Grades will be made up of classroom participation, midterm quizzes and a final. Assigned homework will include some programming exercises. A large component of the course will involve students solving assigned problems in class.
In class participation: 15%
Three in class midterm quizzes, each worth 15%, total: 45%
Final exam: 40%
The quizzes will be scheduled as follows:
Quiz 1: Monday Feb. 2.
Quiz 2: Monday March 9.
Quiz 3: Monday March 23.
Quizzes will be held in Goodwin Hall Room 254.
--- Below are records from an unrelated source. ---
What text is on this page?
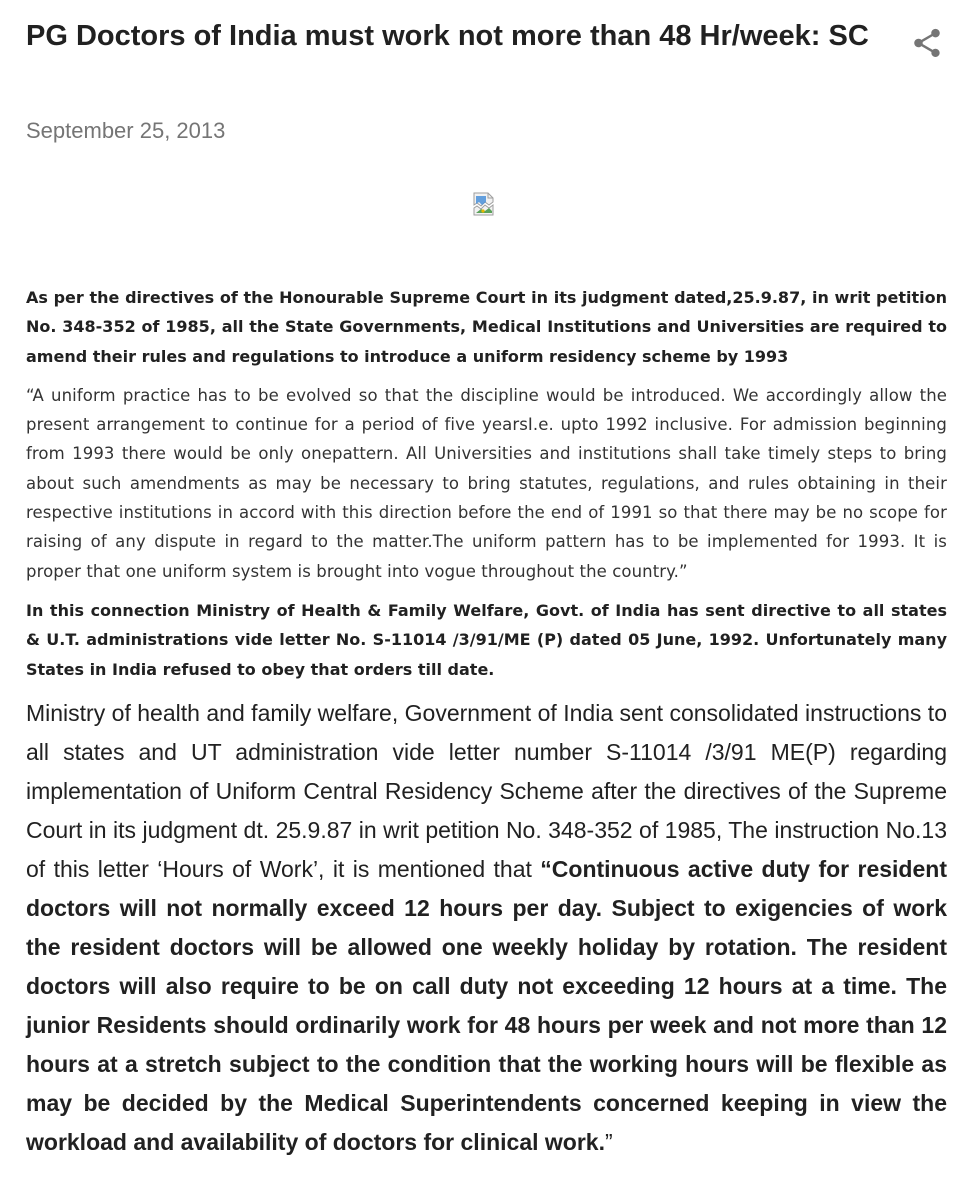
PG Doctors of India must work not more than 48 Hr/week: SC
September 25, 2013

As per the directives of the Honourable Supreme Court in its judgment dated,25.9.87, in writ petition No. 348-352 of 1985, all the State Governments, Medical Institutions and Universities are required to amend their rules and regulations to introduce a uniform residency scheme by 1993

“A uniform practice has to be evolved so that the discipline would be introduced. We accordingly allow the present arrangement to continue for a period of five yearsI.e. upto 1992 inclusive. For admission beginning from 1993 there would be only onepattern. All Universities and institutions shall take timely steps to bring about such amendments as may be necessary to bring statutes, regulations, and rules obtaining in their respective institutions in accord with this direction before the end of 1991 so that there may be no scope for raising of any dispute in regard to the matter.The uniform pattern has to be implemented for 1993. It is proper that one uniform system is brought into vogue throughout the country.”

In this connection Ministry of Health & Family Welfare, Govt. of India has sent directive to all states & U.T. administrations vide letter No. S-11014 /3/91/ME (P) dated 05 June, 1992. Unfortunately many States in India refused to obey that orders till date.

Ministry of health and family welfare, Government of India sent consolidated instructions to all states and UT administration vide letter number S-11014 /3/91 ME(P) regarding implementation of Uniform Central Residency Scheme after the directives of the Supreme Court in its judgment dt. 25.9.87 in writ petition No. 348-352 of 1985, The instruction No.13 of this letter ‘Hours of Work’, it is mentioned that “Continuous active duty for resident doctors will not normally exceed 12 hours per day. Subject to exigencies of work the resident doctors will be allowed one weekly holiday by rotation. The resident doctors will also require to be on call duty not exceeding 12 hours at a time. The junior Residents should ordinarily work for 48 hours per week and not more than 12 hours at a stretch subject to the condition that the working hours will be flexible as may be decided by the Medical Superintendents concerned keeping in view the workload and availability of doctors for clinical work.”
Please make every effort to be present for the midterm quizzes. If you miss quizzes then the marking scheme will be revised for you as follows:
1 missed - 2 quizzes 20% each 45% final.
2 missed - 1 quiz 30%, and 55% final.
3 missed - 85% final.

Academic Integrity

Academic integrity is constituted by the five core fundamental values of honesty, trust, fairness, respect and responsibility (see www.academicintegrity.org). These values are central to the building, nurturing and sustaining of an academic community in which all members of the community will thrive. Adherence to the values expressed through academic integrity forms a foundation for the "freedom of inquiry and exchange of ideas" essential to the intellectual life of the University (see the Senate Report on Principles and Priorities).
Students are responsible for familiarizing themselves with the regulations concerning academic integrity and for ensuring that their assignments conform to the principles of academic integrity. Information on academic integrity is available in the Arts and Science Calendar (see Academic Regulation 1 ), on the Arts and Science website (see Academic Integrity ), and from the instructor of this course. Departures from academic integrity include plagiarism, use of unauthorized materials, facilitation, forgery and falsification, and are antithetical to the development of an academic community at Queen's. Given the seriousness of these matters, actions which contravene the regulation on academic integrity carry sanctions that can range from a warning or the loss of grades on an assignment to the failure of a course to a requirement to withdraw from the university.

Disability Accommodations

Queen's University is committed to achieving full accessibility for persons with disabilities. Part of this commitment includes arranging academic accommodations for students with disabilities to ensure they have an equitable opportunity to participate in all of their academic activities. If you are a student with a disability and think you may need accommodations, you are strongly encouraged to contact the Disability Services Office (DSO) and register as early as possible. For more information, including important deadlines, please visit the DSO website at: HCDS

Accommodation Requests

Please let me know if you require any special accommodations.